Another idea Ian suggested that we can create an validation method to check if user needs to accept the terms and conditions, add the check to the get my access api, and return false in the json. But we need to think about the get my access api is under admin management apis, but we want to reuse that in regular apis.

[MCatherine1994]

I was thinking about to do user's terms and condition check with the get_admin_user_access api.
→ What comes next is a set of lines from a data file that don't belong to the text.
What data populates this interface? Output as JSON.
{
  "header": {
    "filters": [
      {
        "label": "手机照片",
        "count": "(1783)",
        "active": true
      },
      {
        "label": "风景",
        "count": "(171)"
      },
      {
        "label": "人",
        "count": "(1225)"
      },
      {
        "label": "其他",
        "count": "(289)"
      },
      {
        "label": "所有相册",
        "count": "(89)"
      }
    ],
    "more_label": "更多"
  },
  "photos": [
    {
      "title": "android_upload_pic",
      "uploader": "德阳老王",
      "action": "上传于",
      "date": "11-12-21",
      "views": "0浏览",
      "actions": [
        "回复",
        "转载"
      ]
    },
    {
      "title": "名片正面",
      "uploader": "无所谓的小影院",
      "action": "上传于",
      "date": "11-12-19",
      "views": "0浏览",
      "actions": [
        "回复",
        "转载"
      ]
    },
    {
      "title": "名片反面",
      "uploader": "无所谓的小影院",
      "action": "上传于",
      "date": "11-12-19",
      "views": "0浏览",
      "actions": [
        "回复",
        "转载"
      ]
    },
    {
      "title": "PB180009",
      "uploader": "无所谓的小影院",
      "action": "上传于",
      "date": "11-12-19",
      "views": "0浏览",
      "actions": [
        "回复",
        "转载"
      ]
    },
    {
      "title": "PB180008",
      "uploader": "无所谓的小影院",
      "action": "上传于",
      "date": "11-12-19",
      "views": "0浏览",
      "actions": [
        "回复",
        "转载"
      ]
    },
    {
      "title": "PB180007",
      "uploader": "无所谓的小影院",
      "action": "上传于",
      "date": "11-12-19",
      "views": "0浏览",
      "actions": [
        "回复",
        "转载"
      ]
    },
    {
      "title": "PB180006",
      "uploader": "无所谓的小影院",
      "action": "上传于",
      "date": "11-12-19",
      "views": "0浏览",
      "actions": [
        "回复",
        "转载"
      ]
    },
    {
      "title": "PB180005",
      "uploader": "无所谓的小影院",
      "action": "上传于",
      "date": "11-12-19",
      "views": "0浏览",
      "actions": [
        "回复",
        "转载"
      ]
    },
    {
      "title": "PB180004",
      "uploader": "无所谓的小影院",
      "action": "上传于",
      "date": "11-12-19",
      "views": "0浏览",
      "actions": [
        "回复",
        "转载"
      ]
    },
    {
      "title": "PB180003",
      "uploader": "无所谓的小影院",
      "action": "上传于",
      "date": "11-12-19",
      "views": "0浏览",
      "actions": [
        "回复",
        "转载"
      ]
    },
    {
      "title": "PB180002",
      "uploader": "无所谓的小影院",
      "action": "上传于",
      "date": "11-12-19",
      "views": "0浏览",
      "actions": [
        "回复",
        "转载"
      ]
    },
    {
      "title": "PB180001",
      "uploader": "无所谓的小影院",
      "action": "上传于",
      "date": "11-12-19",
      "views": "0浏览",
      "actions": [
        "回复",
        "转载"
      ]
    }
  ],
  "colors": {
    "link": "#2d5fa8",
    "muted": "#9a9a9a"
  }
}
If we add a validation method to check that when calling get_admin_user_access , currently this method will be called every time after user login to FAM. However, no matter we call the validation as router guard, or in the api cal:

• If user already accepts terms and conditions, return user's access directly
• If user needs to accept, we have to return something different than the current return to indicate that we need to popup the terms and conditions for the user. And once the user accept the terms and conditions, we have to call the get_admin_user_access api again to get user's access.
  By that said, I feel this doesn't simplify the apis, also will cause duplicate.
  

If we create a new api to check if user needs to accept terms and conditions, this is nothing related to the admin management apis. So every time when user login:

• check if user needs to accept terms and conditions
  • if hasn't accept show popup, when accept, call get my admin access api
  • if accepted already, call get my admin access api
    But need to think about what should we return in the case user needs to accept terms and conditions, throw any error and catches in frontend? or return 200 with data "FALSE"?